The present complainants had filed a supplemental bill, praying for an injunction, to restrain these actions in the United States Court.

And, now, came up, not only a motion for such an injunction, but one to amend the original bill and a third to reinstate the original injunction pending the appeal.

The defendants, by affidavit, denied the truth of the matter contained in the proposed amendments ; and also insisted, on the argument, that such matter could have been inserted in the original bill during the life time of the original complainant, John G. Coster.

The Vice-Chancellor :

Three several motions are made: 1. To allow the complainants to amend the bill. *3772. For an injunction on the supplemental bill to restrain the suits commenced in the circuit court of the United States. 3. If such injunction cannot be granted, then, to reinstate the injunction heretofore granted, pending the appeal from the order by which that injunction was so far modified as to allow the defendants (plaintiffs in the action at law) to proceed to trial and judgment in that suit.

I can perceive no substantial objection to the granting of the motion to amend.
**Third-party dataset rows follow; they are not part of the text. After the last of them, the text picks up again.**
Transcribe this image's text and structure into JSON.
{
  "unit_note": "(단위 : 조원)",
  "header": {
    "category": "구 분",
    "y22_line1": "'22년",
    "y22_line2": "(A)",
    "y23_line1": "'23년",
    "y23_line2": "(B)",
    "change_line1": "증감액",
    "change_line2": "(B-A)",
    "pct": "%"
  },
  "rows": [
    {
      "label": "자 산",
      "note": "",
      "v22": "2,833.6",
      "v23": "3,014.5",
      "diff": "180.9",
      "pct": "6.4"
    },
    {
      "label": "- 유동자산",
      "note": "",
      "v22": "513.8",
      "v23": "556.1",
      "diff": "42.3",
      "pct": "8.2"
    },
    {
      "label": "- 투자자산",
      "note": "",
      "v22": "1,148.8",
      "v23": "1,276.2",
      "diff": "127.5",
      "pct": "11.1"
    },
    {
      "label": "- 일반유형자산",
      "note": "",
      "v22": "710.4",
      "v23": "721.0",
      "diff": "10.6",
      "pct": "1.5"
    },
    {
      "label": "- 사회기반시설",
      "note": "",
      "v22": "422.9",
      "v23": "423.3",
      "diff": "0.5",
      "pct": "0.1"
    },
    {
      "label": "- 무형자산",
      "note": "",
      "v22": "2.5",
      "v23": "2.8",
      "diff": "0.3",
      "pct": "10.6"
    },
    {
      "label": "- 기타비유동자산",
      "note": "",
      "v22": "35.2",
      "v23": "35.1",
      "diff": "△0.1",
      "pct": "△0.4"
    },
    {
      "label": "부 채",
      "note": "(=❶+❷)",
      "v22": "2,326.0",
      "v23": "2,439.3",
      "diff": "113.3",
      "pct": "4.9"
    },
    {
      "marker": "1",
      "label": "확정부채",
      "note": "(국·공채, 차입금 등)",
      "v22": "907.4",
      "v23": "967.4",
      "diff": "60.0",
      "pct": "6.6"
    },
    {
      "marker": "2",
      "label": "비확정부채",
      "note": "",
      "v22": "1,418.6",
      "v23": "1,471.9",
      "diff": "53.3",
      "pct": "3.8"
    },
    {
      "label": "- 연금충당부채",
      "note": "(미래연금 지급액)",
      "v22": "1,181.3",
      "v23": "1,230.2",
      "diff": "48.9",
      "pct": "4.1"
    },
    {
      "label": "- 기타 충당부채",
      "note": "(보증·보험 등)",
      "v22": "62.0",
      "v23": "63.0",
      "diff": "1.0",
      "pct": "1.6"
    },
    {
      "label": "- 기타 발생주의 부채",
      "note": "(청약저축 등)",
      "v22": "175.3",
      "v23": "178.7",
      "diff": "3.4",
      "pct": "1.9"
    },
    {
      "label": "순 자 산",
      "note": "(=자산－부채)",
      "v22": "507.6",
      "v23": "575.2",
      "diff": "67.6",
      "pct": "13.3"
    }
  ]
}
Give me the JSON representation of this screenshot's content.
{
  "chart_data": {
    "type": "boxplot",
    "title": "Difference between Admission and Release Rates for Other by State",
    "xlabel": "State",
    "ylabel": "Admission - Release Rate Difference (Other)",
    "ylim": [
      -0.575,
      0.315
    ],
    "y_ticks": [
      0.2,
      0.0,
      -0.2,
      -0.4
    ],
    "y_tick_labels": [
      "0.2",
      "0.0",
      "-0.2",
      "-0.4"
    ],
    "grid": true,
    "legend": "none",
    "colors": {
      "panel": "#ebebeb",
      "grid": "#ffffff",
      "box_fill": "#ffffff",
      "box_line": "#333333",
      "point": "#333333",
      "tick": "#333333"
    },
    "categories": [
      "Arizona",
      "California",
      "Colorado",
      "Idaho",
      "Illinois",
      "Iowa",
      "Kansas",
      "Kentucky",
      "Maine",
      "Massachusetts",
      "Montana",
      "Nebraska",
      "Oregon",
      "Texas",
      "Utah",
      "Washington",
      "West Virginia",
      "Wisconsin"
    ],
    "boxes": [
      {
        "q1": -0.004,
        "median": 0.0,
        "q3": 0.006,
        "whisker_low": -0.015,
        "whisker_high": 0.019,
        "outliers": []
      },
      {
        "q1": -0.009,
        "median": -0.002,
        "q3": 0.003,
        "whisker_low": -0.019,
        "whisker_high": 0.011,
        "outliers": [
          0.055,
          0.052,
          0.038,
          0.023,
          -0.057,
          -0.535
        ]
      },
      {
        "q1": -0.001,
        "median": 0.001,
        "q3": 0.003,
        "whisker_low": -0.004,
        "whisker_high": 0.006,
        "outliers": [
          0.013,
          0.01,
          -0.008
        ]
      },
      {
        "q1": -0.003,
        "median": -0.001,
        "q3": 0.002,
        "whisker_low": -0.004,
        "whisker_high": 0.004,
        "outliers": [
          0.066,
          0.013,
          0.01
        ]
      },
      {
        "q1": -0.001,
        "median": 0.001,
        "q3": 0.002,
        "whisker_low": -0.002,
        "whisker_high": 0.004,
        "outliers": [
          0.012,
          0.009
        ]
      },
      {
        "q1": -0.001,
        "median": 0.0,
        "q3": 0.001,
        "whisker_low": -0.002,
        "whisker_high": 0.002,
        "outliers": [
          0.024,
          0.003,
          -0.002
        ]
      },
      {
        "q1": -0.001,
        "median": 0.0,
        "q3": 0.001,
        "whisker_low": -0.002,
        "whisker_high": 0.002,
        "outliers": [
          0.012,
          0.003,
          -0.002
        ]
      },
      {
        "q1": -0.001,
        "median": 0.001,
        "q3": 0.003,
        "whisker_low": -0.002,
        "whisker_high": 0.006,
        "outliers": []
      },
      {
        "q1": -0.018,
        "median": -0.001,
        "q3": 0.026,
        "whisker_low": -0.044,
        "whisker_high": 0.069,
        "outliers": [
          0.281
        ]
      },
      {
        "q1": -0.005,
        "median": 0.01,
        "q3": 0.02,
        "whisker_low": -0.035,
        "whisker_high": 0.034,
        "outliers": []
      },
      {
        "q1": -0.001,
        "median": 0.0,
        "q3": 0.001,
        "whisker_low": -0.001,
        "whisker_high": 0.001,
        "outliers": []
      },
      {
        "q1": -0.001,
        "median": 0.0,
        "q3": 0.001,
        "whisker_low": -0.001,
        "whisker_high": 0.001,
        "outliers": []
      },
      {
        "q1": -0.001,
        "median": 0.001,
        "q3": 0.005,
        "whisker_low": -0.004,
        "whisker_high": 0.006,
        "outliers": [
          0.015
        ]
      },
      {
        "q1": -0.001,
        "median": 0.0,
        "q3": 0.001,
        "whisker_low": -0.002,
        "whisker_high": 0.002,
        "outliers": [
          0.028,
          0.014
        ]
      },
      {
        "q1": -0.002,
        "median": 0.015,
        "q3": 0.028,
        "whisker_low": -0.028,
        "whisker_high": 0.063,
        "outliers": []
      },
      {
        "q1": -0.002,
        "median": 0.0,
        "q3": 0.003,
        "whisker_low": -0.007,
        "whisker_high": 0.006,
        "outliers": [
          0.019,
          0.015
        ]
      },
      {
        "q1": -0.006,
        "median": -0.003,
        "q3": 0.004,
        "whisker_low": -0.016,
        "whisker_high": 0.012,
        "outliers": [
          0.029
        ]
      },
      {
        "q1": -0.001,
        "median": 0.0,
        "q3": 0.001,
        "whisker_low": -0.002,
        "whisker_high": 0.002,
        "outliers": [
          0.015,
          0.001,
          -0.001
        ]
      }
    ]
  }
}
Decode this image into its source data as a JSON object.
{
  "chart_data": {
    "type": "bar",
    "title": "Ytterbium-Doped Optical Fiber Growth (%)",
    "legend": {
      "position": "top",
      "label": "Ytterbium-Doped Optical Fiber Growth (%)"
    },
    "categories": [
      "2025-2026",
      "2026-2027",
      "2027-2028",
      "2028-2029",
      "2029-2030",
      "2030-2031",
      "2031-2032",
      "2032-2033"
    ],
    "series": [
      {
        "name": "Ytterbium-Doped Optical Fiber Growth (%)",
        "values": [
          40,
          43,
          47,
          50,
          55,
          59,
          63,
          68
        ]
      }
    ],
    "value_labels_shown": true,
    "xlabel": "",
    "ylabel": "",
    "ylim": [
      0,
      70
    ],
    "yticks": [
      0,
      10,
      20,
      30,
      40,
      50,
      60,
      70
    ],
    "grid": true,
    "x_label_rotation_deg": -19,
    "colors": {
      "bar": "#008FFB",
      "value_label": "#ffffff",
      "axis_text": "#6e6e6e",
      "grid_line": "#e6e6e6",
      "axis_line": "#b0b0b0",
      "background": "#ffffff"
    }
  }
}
The allegations proposed to be introduced into the bill may be of importance in determining the case, provided they are supported by evidence; and the denial of them at this time, by affidavits, furnishes no sufficient reason why the complainants should not have an opportunity of putting the matter in issue and proving it, if they can. The new matter is not inconsistent with, but merely in addition to what is already set out in the bill.

And the objection that executors cannot be allowed to add to a bill, by way of amendment, because their testator is thereby made to say what he never did say in his lifetime and that the executors cannot render a sufficient excuse for the testator for not bringing forward these allegations in the bill when first filed, seems to me not of sufficient weight to prevent the order being granted. It is not asked to make this amendment without prejudice to an injunction, because the injunction has been virtually dissolved and, perhaps, less strictness should be required in allowing amendments where the upholding of a preliminary injunction is not the object. The motion to amend is granted, on payment to the defendants of their costs of the motion.

Then, with regard to the granting of an injunction on the supplemental bill, to restrain the suits commenced in the federal court in the place of the suits in the state court which abated by the death of the testator John G. Coster. The objection rests upon that rule of comity, which this court has prescribed to itself, not to interfere with the proceedings of the Courts of the United States : Schuyler v. Pelissier, 3 Edwards’s V. C. Rep. 191. Instead of awarding an injunction, the present complainants must be left to pursue the course pointed out in Schuyler v. Pelissier, by an application to the court in which the suits are instituted, to *378stay the proceedings therein until the matter of equitable relief can be heard and finally determined in the court of chancery. The motion for an injunction on the supplemental bill must be denied.

The complainants, then, ask, that the injunction, as originally granted, may be reinstated pending the appeal from the order virtually dissolving it. There are several palpable objections to this motion. In the first place, the injunction, if restored, would be ineffectual: the suits which it enjoined having abated and being no longer in existence. And to restore the injunction, with express reference to and operation upon the new suits in the circuit court of the United States would be the same, in effect, as granting an injunction on the supplemental bill—which, the court has shown, cannot be granted. Besides, if it is proper to reinstate an injunction pending an appeal from the order dissolving it, special facts and circumstances should be shown to render such a step necessary, in order to preserve the property in the meantime or to prevent irreparable injury : Hart v. The Corporation of Albany, 3 Paige’s Rep. 381. Nothing of the kind appears in this case; and even if it could be shown, I am inclined to think that the application should be made to the chancellor, who, alone, has control of the appellate proceedings. This last motion is, also, denied, with costs to be taxed.